An IPO prospectus is a lengthy and wordy document that can be confusing to someone unfamiliar with the format or the terminology. It contains many details about the company and its business environment and considers many possible risks. A potential investor should focus on learning about the company's recent performance and the reasons for the IPO.
In general, an investor should look for a company that is a "going concern," i.e., an entity that is profitable and growing with well-managed operations, no excessive indebtedness, and no recent major problems. In the section of the IPO prospectus called "Summary Consolidated Financial Data," the company's most recent financial results will be presented; in the section titled "Management Discussion and Analysis," company executives provide an analysis of the balance sheet. Revenue for the current year that is less than the prior year or a profit margin for the current year that is lower than the prior year can be a warning sign unless these issues are adequately explained by the management analysis. If the accounting firm expresses any reservations about the company's financial procedures or its ability to remain in business in the "Report of Independent Auditors," this too is a major warning sign.

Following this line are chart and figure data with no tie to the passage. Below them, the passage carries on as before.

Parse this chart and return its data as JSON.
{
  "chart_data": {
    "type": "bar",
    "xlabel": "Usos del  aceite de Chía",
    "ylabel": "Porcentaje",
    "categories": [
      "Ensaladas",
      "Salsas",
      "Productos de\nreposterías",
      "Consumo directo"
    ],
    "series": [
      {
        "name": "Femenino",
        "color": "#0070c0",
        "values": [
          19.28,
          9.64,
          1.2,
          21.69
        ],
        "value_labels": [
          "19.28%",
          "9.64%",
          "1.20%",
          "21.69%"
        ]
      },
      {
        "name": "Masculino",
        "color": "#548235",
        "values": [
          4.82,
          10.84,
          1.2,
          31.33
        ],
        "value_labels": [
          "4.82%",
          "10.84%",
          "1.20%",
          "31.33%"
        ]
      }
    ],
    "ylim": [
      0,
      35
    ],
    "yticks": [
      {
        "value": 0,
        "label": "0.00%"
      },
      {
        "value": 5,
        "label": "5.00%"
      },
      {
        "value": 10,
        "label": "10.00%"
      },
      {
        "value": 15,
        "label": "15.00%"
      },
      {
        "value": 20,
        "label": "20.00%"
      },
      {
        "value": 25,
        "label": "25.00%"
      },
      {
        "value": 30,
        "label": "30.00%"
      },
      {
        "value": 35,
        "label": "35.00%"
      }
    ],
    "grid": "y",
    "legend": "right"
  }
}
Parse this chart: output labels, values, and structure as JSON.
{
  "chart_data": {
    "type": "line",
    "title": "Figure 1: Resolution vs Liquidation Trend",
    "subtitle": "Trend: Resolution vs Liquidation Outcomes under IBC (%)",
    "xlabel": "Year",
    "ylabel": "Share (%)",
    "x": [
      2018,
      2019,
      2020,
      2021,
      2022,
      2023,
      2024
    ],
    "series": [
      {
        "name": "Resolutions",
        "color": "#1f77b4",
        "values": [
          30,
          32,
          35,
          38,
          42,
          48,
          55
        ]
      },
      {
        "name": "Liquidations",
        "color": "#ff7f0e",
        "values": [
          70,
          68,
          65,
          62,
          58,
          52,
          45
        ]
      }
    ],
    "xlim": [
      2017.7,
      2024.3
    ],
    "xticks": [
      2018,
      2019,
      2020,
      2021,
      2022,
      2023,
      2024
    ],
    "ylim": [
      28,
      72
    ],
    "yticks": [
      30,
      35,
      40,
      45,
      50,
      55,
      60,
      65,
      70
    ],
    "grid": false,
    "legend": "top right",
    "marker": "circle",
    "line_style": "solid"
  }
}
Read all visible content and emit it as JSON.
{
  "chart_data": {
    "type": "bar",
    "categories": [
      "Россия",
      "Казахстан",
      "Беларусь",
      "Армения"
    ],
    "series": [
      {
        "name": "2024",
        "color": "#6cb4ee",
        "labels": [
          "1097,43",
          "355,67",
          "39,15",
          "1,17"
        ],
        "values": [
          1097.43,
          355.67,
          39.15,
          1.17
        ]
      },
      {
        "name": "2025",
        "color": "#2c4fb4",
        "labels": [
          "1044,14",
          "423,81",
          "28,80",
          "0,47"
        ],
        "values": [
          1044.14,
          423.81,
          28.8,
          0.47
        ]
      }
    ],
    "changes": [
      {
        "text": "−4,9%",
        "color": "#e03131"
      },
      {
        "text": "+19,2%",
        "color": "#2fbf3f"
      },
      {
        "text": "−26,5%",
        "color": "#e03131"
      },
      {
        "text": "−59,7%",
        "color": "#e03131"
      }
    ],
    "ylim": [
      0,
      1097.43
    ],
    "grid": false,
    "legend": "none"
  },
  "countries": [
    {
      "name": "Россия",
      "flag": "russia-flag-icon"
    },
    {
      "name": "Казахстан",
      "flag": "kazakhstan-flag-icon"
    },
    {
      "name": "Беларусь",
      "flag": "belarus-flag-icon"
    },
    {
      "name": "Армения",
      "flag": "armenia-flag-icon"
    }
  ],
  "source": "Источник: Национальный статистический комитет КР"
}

In the section titled "Use of Proceeds," the reader will find the company's declaration of how it intends to use the capital raised by the IPO. If the capital will be used to pay off debts or to purchase shares from earlier investors, this might indicate that the company is having problems maintaining cash flow or that the earlier investors are uncomfortable retaining their investment in the company. A more positive option would be the intended use of capital to expand or upgrade facilities for anticipated growth. If the company wants to modernize processing equipment or computer systems, these are also forward-looking uses of capital that might be detailed in the IPO prospectus.
Another consideration of the IPO prospectus is the environment in which the company operates. If it produces only one product with a limited potential market, this will affect its ultimate success. Companies that rely on only one or few principal customers might also be in serious trouble if those customers take their business elsewhere. Potential regulatory changes or pending litigation might also have an impact on future growth. All these potential problems should be laid out in the section called "Risk Factors."
A person reviewing an IPO prospectus should do enough study and investigation to be comfortable with the company and its operating environment. Additional analyses provided by investment banks and underwriters can assist the potential investor because these analyses are prepared by financial professionals who are in the business of evaluating the financial health of companies. If the investor still has concerns, addressing questions to the company directly or to the investment bank representing the IPO can provide answers.